But Eisener has two tricks up his sleeve that prevents Hobo With A Shotgun from being just another entry in the increasingly boring splatter comedy subgenre.  The first is the iconic genre stalwart Rutger Hauer (the ideal nexus-6 himself, Roy Batty) an actor known first from porno-violent Dutch cinema of Paul Verhoeven, to leading man psychos and avenging angels in the 1980s, to the direct to video cheese of the 1990s and early 2000s.  Age-lines and white facial hair and Hauer's particular brand of intensity all serve him up as the perfect straight-man in the Grand Guignol atmosphere of Scumtown.  Occasionally he has to snarl out a one-liner (sans original Hobo David Brunt's Maritime accent) but the real strength is conviction with Abbey and an tired exasperation with the rest of the world.  The second ace-in-the-hole is Eisener's unique way of directing the rest of his actors.  Call it "Shout Acting" which was certainly present in the original Hobo trailer, "WE'RE ALL DIRTY COPS!" and his christmas themed horror short, Treevenge ("I SHOULD HAVE STAYED IN SCHOOL..." is shout-mumbled from one of the gruff loggers as he struggles with dragging a chopped christmas tree out of the forest.)  One of the chief delights in Hobo is the wacky comments the characters shout at each other in between acts of bloody cartoon violence.  They are crude and rude, but hilariously creative.  Mention should go to Karim Hussain's colorfully inventive cinematography which echoes the riot-like tones of by mixing the yellow-purple-blue lighting of old Dario Argento films with a decidedly modern digital grain.   

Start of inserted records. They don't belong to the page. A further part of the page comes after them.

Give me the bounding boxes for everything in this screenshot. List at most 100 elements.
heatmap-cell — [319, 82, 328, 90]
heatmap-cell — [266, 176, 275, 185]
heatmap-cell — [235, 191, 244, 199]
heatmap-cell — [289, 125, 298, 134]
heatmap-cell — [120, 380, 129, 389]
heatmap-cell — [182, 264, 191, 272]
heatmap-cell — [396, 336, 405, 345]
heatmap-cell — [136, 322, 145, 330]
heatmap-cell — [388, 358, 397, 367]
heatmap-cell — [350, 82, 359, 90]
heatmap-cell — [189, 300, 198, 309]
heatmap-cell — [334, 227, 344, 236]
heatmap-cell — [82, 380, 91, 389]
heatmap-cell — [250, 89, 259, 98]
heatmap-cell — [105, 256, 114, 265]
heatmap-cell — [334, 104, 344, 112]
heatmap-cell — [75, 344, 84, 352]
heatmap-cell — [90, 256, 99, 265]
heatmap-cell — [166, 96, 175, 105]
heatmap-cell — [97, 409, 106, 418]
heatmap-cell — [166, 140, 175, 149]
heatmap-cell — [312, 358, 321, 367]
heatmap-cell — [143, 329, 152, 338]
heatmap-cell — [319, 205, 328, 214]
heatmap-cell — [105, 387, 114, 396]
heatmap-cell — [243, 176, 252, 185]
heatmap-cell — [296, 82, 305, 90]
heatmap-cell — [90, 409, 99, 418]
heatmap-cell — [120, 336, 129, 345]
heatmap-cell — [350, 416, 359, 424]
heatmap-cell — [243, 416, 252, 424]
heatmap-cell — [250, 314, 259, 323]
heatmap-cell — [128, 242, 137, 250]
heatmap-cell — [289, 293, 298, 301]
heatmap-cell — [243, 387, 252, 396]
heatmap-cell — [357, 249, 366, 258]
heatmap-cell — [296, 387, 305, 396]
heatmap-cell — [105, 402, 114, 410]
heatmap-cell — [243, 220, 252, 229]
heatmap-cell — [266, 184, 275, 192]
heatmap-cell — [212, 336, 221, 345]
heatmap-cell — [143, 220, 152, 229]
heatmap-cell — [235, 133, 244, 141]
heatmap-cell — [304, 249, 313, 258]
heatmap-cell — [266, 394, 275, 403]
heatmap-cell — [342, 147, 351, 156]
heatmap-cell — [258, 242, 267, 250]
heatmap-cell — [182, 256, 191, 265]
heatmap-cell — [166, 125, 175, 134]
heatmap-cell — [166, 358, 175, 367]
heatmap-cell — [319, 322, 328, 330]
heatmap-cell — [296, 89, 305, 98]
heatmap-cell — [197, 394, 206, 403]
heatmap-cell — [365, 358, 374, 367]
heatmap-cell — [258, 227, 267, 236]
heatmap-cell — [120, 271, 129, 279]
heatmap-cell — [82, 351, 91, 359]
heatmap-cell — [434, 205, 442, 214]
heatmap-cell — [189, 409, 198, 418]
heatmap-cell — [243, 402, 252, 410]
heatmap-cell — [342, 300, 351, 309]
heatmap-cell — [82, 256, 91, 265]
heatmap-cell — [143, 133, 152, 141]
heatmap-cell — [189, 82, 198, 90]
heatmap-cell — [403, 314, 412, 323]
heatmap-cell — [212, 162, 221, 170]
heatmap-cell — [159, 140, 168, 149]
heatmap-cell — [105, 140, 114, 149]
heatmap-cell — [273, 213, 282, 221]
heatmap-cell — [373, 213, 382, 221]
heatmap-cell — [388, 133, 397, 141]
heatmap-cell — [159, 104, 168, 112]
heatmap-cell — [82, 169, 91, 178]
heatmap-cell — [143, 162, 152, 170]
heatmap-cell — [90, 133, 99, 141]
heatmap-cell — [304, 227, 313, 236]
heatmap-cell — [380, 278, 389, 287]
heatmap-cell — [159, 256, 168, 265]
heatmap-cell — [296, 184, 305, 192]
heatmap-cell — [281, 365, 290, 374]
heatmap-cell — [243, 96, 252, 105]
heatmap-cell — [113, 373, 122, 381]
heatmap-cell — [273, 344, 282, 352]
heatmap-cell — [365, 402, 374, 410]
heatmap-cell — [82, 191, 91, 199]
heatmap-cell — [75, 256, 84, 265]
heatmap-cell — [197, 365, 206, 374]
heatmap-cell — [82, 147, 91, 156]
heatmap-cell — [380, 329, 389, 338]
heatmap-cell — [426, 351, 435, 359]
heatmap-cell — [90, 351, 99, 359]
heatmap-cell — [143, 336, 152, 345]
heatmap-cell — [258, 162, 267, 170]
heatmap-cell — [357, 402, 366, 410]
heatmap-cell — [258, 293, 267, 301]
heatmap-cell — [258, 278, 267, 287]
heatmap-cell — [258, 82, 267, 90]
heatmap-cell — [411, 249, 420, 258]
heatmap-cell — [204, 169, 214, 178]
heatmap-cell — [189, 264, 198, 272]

Destined for midnight-movie success but bafflement, probably outrage, from the mainstream due to its gleefully politically incorrect use of excess of sex and violence for entertainment.  Excess is the key to success, this is hard, hard, hard R.  The films most shocking moment (which I will not give away here, but rumour has it that funding was lost due to its inclusion in the film) has a sort of Hays Code callback - allowing to show a wanton act of sex or violence that violates traditional good taste as long as the perpetrator later pays for it on screen.  With the film continually upping its phantasmagoric stakes (enter:  The Plague) and its eventual passion-play with the Hobo as Christ, it is safe to say that the film goes way too far to allow for any popular success, but shall garner a healthy reputation for the crazy cult curio that it is. While the film is no Rabid or Shivers - there is simply none of the subtext present in the Tax-Shelter Cronenberg, Hobo with a Shotgun is gloriously goofy gratification - it is still worth Shout-Mumbling, "LONG LIVE THE NEW FETISH!"